Questo polo energetico dovrà consentire «una valutazione strategica degli effetti di una politica che deve produrre più energia riducendo le emissioni nell'area, risanando gli ambienti più compromessi e sviluppando le energie rinnovabili. In questo quadro, fatti salvi gli aspetti di tutela ambientale, di sicurezza, e di sostegno all'occupazione, occorre garantire lo sviluppo eco-sostenibile della geotermia, favorire la riconversione di centrali elettriche inquinanti, incentivare l'uso delle biomasse, risanare le aree industriali dismesse valutando, come nel caso di Rosignano-Solvay, la funzione di un impianto di rigassificazione nell'ambito di un bilancio energetico ed ambientale positivo».

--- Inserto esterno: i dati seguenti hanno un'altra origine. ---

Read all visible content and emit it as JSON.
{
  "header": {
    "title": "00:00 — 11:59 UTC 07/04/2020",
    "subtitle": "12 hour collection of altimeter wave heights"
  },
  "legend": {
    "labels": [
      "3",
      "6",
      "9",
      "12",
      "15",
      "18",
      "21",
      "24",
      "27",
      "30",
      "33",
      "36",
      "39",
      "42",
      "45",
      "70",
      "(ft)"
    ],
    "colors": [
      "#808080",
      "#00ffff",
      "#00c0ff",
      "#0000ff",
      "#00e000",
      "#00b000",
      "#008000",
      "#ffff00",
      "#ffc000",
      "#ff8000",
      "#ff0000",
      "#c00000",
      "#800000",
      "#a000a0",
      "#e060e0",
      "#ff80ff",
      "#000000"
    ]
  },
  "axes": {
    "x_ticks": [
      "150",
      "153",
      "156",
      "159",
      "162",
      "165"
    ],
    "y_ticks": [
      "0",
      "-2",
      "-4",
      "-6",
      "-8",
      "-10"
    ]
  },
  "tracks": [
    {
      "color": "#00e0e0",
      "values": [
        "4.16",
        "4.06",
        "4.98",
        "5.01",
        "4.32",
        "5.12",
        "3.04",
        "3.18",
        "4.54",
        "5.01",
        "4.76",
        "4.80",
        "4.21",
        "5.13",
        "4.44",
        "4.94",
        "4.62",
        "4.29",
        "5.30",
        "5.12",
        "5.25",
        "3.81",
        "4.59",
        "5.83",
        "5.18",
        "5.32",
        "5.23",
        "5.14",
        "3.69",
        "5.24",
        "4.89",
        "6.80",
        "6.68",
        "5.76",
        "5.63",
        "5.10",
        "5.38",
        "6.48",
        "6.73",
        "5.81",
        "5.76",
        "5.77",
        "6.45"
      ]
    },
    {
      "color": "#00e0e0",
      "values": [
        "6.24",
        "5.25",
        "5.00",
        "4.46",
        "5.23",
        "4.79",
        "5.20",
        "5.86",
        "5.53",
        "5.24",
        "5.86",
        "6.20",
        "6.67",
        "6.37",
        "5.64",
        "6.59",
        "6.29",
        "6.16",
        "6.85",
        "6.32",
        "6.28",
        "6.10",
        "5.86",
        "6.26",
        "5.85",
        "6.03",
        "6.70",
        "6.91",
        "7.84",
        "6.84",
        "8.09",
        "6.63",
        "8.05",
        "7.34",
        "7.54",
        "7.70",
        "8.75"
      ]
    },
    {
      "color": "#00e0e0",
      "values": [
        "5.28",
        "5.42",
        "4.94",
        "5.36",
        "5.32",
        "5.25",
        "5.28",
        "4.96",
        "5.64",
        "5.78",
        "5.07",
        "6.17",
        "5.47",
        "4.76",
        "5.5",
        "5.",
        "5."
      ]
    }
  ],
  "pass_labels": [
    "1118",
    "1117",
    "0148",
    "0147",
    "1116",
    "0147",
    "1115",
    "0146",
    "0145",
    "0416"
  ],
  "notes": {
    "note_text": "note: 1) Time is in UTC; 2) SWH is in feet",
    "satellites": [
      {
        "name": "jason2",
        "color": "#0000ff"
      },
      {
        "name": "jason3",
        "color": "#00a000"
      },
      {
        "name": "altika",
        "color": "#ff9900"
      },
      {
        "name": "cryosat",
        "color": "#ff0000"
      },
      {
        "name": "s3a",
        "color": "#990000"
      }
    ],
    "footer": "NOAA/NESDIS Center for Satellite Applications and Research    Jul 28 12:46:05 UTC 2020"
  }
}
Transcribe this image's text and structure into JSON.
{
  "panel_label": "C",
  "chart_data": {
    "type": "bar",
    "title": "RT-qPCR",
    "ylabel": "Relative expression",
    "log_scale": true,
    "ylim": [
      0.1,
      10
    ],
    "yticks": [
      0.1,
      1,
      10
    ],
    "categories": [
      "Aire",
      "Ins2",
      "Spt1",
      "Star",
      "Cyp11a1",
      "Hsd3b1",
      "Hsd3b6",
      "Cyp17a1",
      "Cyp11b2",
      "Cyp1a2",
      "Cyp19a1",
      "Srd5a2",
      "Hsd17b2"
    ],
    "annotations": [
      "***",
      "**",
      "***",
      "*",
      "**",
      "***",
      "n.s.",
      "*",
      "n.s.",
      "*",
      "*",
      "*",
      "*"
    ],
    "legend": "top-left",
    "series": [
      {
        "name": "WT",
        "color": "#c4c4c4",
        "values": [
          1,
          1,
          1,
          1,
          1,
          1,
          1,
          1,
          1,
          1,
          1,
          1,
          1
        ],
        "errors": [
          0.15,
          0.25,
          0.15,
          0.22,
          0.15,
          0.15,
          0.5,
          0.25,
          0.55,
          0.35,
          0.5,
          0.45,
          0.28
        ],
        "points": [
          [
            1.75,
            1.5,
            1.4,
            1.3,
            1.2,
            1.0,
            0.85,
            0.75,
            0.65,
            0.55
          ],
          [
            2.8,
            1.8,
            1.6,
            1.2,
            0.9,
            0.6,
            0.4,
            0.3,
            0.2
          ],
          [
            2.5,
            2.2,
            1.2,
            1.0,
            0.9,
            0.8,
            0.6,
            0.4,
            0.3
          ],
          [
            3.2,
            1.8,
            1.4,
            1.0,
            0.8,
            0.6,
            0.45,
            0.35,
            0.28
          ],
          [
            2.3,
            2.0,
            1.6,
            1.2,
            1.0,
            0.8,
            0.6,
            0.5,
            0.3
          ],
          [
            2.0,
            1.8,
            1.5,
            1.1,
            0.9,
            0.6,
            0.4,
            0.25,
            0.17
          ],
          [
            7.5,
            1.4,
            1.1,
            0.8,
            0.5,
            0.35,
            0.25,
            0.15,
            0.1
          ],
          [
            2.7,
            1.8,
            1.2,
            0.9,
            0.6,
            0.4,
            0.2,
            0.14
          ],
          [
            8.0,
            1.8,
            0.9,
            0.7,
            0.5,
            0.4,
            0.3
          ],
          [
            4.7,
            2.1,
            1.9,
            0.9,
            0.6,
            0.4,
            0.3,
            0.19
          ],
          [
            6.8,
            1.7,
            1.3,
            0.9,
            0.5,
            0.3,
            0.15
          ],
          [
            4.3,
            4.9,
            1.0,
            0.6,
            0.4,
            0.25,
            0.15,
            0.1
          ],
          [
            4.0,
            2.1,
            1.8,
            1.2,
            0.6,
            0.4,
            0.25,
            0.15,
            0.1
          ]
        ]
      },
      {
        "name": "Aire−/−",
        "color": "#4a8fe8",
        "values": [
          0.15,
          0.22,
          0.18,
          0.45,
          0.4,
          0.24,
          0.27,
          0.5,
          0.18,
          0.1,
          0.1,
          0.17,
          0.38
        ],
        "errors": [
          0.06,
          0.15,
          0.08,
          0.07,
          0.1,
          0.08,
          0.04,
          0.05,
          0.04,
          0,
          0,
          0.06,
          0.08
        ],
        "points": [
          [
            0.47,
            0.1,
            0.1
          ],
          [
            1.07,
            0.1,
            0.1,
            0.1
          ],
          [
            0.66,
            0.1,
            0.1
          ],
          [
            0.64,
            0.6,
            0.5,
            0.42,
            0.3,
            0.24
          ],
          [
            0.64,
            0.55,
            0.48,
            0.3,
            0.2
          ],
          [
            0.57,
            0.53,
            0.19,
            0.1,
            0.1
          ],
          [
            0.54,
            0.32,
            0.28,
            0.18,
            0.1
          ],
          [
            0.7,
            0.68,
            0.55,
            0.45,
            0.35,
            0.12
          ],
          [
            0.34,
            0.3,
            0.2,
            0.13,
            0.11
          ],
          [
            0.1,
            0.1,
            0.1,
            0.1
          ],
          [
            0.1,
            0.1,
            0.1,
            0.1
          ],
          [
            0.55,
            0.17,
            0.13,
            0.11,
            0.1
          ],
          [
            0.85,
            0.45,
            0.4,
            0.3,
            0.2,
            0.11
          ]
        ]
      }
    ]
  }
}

E sono due i punti, in questa ultima citazione, su cui vogliamo soffermarci: è confermata un'impostazione "aperta" sulla necessità di un ulteriore impianto di rigassificazione (aggiuntivo all'Olt previsto a Livorno), impianto la cui funzione andrà «valutata». Al di là del merito (si potrebbe ad esempio obiettare, e anzi l'abbiamo fatto più volte, che tra l'Olt di Livorno, il Galsi che arriverà a Piombino e le varie altre infrastrutture previste, un "polo energetico costiero" può dirsi già in atto, almeno nella pianificazione attuata), l'obiezione fondamentale al secondo rigassificatore riguarda il metodo, e la già citata necessaria coerenza della pianificazione, fondamentale per l'attrattività e la competitività dell'economia regionale: o il Pier approvato solo due anni fa, cioè, è già obsoleto prima ancora che gran parte delle opere ivi previste siano iniziate (e allora vuol dire che si è operato male finora), oppure si vuole superare una pianificazione che è chiara, moderna e ben pronta ad accogliere i compromessi e le sfide necessarie per garantire lo sviluppo, e allora si opererebbe male, a nostro parere, in futuro.

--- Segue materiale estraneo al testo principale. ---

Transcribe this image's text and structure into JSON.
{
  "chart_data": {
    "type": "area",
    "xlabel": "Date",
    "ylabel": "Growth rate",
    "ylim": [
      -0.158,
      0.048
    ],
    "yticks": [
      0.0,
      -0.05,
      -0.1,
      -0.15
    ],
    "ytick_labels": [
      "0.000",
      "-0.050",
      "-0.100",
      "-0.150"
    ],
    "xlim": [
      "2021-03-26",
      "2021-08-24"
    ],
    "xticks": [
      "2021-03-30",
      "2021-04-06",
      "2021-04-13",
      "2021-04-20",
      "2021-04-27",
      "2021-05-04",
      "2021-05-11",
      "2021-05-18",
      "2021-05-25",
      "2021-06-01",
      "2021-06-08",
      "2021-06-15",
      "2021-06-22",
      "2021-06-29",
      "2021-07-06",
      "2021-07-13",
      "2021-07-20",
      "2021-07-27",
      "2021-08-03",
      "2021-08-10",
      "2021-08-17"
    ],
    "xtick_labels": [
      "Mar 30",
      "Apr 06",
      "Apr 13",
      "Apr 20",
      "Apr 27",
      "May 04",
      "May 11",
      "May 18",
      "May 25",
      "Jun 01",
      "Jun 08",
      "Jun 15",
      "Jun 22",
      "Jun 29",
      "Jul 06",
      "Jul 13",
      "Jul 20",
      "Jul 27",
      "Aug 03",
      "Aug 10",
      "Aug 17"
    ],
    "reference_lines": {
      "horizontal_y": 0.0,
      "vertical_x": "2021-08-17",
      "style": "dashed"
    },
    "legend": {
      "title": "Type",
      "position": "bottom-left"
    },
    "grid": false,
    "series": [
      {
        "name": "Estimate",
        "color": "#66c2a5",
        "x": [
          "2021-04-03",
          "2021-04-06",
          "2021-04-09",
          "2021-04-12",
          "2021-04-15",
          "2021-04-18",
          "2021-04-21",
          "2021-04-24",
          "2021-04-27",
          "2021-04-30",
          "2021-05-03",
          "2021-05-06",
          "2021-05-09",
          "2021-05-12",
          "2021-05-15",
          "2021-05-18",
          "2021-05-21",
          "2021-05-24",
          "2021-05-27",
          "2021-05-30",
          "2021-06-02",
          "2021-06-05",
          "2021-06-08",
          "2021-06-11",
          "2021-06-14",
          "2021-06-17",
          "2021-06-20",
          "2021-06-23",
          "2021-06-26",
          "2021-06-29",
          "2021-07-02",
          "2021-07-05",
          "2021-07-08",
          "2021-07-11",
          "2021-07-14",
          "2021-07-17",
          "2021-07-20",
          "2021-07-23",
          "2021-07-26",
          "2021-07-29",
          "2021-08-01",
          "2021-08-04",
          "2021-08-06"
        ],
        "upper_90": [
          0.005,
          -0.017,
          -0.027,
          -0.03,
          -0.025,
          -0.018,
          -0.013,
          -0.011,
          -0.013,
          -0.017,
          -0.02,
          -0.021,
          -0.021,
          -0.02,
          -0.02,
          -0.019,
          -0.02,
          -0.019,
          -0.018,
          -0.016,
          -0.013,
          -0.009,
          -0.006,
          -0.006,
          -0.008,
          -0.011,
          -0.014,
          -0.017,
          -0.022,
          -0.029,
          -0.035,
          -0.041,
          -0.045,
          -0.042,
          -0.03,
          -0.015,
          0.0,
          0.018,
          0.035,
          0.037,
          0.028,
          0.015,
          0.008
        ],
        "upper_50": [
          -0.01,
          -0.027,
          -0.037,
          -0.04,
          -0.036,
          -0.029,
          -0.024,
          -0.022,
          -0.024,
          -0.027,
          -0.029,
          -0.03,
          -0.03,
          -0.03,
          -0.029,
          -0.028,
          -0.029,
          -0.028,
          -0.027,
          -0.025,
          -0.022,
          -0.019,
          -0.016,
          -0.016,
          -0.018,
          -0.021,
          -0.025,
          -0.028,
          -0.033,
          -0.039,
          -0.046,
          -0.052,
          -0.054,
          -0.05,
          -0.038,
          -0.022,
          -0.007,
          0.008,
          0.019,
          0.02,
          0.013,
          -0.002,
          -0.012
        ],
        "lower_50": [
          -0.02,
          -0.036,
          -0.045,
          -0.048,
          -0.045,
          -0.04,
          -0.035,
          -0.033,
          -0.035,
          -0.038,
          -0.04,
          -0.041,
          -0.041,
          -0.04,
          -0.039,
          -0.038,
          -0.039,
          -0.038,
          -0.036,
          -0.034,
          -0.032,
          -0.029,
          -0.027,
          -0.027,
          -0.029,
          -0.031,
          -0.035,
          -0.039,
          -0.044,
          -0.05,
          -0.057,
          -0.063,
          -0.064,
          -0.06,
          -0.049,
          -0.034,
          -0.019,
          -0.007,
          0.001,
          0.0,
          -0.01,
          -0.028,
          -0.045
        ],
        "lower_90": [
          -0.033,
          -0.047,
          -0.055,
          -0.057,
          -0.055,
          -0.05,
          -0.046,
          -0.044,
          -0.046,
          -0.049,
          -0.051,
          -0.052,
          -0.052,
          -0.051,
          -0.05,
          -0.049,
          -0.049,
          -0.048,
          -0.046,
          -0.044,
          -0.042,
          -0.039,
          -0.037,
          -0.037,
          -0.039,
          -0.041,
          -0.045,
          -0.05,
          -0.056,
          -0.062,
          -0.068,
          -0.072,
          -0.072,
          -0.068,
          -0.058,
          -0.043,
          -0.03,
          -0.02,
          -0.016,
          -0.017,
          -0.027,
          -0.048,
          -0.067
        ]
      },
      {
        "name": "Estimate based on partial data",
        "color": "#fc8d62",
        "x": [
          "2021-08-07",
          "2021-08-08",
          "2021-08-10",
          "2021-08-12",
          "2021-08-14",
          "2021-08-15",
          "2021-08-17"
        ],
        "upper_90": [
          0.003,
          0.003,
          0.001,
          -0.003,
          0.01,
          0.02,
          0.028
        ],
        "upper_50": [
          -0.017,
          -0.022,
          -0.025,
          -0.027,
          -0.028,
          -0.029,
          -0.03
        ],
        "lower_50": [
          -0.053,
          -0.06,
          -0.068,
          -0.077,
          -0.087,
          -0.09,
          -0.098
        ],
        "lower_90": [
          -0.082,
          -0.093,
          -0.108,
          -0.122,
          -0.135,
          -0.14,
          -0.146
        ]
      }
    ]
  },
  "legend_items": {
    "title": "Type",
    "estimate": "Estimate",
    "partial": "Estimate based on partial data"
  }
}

Altro elemento riguarda ciò che nel documento programmatico è chiamata «la riconversione di centrali elettriche inquinanti»: qui occorre, nell'analisi, uscire dalle pagine del programma, e riprendere alcune dichiarazioni rilasciate da Enrico Rossi alla stampa regionale, in cui il candidato della coalizione, come fa oggi sul "Tirreno", auspica «la conversione di centrali elettriche con riduzione di emissioni di CO2», richiamandosi all'esperienza attuata dalla Nuovo Pignone a Barrow island in Australia, dove è stato realizzato un impianto di Carbon capture and storage (Ccs) per il gas naturale.

Va infatti ricordato per il Ccs (che solitamente si sperimenta su impianti a carbone, in quanto la quantità di CO2 emessa da una centrale a gas è infinitamente più bassa) la necessità di investimenti enormi per la sua messa in opera e gestione: investimenti che, in un'ottica di "coperta corta", appaiono indubitabilmente destinati a sottrarre risorse a quelli necessari per perseguire l'affermazione delle "vere" tecnologie energetiche sostenibili, che sono cosa ben diversa da quelle, come il Ccs, che allo stato attuale non appaiono altro che un modo di mettere la polvere (o meglio le emissioni climalteranti) sotto il tappeto.